« Malgré les réticences de la Turquie, le secrétaire général de l’Alliance atlantique espère célébrer, fin juin, l’adhésion de la Finlande et de la Suède » rapporte Anne-Françoise Hivert et Jean-Pierre Stroobants dans Le Monde du 17 juin 2022.
Jens Stoltenberg qualifie l’événement d’« historique », mais on ignore désormais s’il aura vraiment lieu. L’OTAN, confrontée à la guerre en Ukraine, à la redéfinition de son « concept stratégique » et à des débats non résolus – sur son financement commun ou son rôle futur face à la Chine –, espérait célébrer, fin juin, à Madrid, l’adhésion de deux nouveaux membres, la Suède et la Finlande, que le conflit déclenché par la Russie a poussées à sortir de leur statut de neutralité.

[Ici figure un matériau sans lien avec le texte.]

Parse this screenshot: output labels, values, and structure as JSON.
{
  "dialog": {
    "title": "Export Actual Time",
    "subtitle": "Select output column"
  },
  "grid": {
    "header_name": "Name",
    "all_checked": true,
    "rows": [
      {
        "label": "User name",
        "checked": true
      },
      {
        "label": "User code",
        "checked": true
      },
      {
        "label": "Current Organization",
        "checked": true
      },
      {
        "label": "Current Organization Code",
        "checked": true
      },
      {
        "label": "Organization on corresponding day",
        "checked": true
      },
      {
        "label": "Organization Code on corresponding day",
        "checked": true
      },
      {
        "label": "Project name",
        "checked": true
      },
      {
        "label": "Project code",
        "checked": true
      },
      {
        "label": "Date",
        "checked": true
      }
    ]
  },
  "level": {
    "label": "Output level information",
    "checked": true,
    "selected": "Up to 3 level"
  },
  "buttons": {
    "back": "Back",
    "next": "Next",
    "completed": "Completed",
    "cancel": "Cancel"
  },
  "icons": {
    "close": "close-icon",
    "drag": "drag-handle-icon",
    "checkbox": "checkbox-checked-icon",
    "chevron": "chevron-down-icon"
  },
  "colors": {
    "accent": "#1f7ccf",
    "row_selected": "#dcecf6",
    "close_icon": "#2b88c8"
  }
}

Problème : « Un changement a eu lieu, et cela signifie qu’un processus que l’on pensait se dérouler sans heurts a rencontré des problèmes. Nous devons faire comme nous le faisons toujours, et trouver une solution, mais cela prend un peu plus de temps », a expliqué le secrétaire général de l’Alliance atlantique à des médias scandinaves, jeudi 16 juin, à l’issue d’une réunion des ministres de la défense à Bruxelles.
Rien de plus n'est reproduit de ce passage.